Psychotherapist Robert Hack, a divorce mediator, parenting coordinator and president of Associates in Divorce in Bloomfield Hills, says "hostile aggressive parenting" is another term for it. He calls it "emotional child abuse after divorce." But as John Langlois, president of Dads and Moms of Michigan, a nonprofit that advocates for children in what they call "bi-nuclear" families, adds, "it gets complex because even the word divorce isn't right." He points out, "You don't have to have a marriage license to conceive a child.
Signs of alienation
"The topic is so new that the industry as a whole is still arguing about what the nomenclature for it is going to be. It's that infant."
Regardless of the name, the actions are still the same. Hack says parents may do it consciously or subconsciously, and it usually happens in what's called a "high-conflict" divorce. Some believe they're doing a good thing for the child, thinking, "I have to let my child know how bad mommy is or daddy is."

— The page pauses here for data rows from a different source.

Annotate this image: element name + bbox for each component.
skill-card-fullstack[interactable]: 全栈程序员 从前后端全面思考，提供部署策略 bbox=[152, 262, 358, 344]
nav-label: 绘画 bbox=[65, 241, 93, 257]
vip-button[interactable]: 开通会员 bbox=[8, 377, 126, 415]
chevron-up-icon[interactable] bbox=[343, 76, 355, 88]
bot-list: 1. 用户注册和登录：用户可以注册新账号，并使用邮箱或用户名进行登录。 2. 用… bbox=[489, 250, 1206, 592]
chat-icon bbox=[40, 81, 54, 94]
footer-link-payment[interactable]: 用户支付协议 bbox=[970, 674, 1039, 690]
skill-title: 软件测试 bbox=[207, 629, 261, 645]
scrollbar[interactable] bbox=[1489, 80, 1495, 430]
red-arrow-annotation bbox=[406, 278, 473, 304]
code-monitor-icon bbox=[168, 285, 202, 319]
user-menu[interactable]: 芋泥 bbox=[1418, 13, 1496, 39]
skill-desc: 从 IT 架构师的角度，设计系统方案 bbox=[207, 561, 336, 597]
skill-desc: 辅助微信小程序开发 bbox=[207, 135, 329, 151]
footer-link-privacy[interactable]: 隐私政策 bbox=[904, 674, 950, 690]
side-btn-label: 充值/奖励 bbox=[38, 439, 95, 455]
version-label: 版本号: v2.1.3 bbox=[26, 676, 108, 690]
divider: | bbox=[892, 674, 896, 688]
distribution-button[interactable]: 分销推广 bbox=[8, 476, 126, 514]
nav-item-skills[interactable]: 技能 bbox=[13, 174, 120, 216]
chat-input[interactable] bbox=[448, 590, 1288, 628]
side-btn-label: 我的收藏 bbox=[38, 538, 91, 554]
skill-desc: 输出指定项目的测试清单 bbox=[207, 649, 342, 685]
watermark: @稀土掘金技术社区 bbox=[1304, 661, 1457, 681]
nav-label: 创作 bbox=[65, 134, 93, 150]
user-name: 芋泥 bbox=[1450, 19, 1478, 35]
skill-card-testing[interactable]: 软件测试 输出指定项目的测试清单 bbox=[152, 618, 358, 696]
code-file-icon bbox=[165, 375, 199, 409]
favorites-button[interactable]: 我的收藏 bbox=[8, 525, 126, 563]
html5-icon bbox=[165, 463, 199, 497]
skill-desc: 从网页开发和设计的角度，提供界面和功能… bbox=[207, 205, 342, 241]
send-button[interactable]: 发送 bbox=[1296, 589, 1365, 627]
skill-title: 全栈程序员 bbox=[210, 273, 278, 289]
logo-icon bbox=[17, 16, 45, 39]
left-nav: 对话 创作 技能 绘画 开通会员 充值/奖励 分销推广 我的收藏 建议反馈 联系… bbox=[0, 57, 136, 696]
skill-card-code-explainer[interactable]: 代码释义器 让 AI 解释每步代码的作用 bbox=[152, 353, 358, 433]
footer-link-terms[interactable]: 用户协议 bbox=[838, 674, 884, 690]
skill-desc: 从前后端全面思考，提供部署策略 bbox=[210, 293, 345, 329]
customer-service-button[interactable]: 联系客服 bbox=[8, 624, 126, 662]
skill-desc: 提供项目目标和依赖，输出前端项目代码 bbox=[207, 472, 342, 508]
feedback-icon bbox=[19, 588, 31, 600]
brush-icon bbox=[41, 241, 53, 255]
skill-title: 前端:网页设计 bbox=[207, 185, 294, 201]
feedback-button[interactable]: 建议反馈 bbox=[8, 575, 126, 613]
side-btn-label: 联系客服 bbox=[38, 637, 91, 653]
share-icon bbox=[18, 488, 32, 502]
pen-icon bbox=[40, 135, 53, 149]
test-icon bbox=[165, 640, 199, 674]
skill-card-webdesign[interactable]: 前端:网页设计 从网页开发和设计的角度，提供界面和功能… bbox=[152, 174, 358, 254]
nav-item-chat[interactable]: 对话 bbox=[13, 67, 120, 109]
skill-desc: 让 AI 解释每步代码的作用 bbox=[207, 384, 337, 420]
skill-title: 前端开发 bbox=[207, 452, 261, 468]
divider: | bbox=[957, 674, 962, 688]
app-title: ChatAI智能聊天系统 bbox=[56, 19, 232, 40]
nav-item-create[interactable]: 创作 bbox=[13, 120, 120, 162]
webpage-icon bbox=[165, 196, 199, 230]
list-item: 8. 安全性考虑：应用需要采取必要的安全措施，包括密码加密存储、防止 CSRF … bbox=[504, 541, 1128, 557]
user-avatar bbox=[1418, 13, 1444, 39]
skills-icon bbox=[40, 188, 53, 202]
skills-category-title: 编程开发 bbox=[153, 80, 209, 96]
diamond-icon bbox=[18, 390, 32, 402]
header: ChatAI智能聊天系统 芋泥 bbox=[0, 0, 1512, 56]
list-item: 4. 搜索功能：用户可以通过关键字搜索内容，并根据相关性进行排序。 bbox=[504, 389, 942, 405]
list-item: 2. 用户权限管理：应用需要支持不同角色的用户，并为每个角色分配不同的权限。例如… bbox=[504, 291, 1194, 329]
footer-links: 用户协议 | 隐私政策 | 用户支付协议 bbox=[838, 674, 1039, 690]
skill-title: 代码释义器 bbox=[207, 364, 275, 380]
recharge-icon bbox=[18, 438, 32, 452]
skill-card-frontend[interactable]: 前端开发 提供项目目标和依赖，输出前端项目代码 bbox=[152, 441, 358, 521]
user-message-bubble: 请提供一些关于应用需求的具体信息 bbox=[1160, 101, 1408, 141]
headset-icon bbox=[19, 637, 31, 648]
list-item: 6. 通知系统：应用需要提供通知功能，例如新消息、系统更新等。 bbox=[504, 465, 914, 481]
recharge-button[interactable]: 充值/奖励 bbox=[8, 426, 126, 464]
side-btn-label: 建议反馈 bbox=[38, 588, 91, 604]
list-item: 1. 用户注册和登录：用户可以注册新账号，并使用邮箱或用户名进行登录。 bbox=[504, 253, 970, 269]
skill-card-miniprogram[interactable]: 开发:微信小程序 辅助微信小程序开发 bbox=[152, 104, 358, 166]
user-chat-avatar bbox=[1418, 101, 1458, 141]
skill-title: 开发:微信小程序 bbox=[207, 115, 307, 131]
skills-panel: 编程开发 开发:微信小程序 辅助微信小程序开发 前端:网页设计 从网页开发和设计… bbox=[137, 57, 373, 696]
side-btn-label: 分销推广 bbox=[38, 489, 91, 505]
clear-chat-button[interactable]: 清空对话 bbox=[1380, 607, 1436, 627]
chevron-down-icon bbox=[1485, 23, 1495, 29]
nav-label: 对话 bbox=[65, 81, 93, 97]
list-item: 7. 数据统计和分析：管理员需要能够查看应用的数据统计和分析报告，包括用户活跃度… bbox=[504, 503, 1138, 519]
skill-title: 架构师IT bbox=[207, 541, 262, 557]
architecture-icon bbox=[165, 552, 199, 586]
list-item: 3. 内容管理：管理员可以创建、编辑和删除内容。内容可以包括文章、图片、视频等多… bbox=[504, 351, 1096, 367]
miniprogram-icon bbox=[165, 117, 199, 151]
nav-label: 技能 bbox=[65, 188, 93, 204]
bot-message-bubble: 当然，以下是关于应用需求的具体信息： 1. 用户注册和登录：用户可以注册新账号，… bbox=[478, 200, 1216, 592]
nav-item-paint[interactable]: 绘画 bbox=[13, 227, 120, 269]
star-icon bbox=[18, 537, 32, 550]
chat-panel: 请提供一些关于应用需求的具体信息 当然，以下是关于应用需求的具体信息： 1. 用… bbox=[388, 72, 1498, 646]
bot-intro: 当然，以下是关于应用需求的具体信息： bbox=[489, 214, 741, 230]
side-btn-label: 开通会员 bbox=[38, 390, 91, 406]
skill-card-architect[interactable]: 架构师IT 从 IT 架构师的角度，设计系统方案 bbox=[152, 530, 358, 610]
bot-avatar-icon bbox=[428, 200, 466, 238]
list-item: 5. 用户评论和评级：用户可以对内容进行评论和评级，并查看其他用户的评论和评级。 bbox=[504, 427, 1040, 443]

Some, though, see it as a way to hurt and punish their former spouse. Langlois, who conducts supervised parenting time and exchanges at Dads and Moms of Michigan, and Hack, as a parenting coordinator, deal with these issues firsthand. Langlois says he's seen situations in which parents kept children from seeing the other parent – or felt their ex didn't deserve to be around their children because of what occurred in the marriage.
"I've been in the court and I've watched a mother yell and scream at the Friend of the Court that the father lost all rights to the child when he filed for divorce. Believed it. And it's just not true," he says.
While this emotional abuse comes in levels ranging from mild to severe, it can have a huge impact on children either way. Kids often think their parents' split is their fault. Furthermore, when pitted against mom or dad, it can affect their self esteem.
"What (parents) lose track of is the very key fundamental truth in that all children, throughout all time, were a product of both of their parents," Langlois says. "So all children throughout all time have identified at some level with both of their biological parents."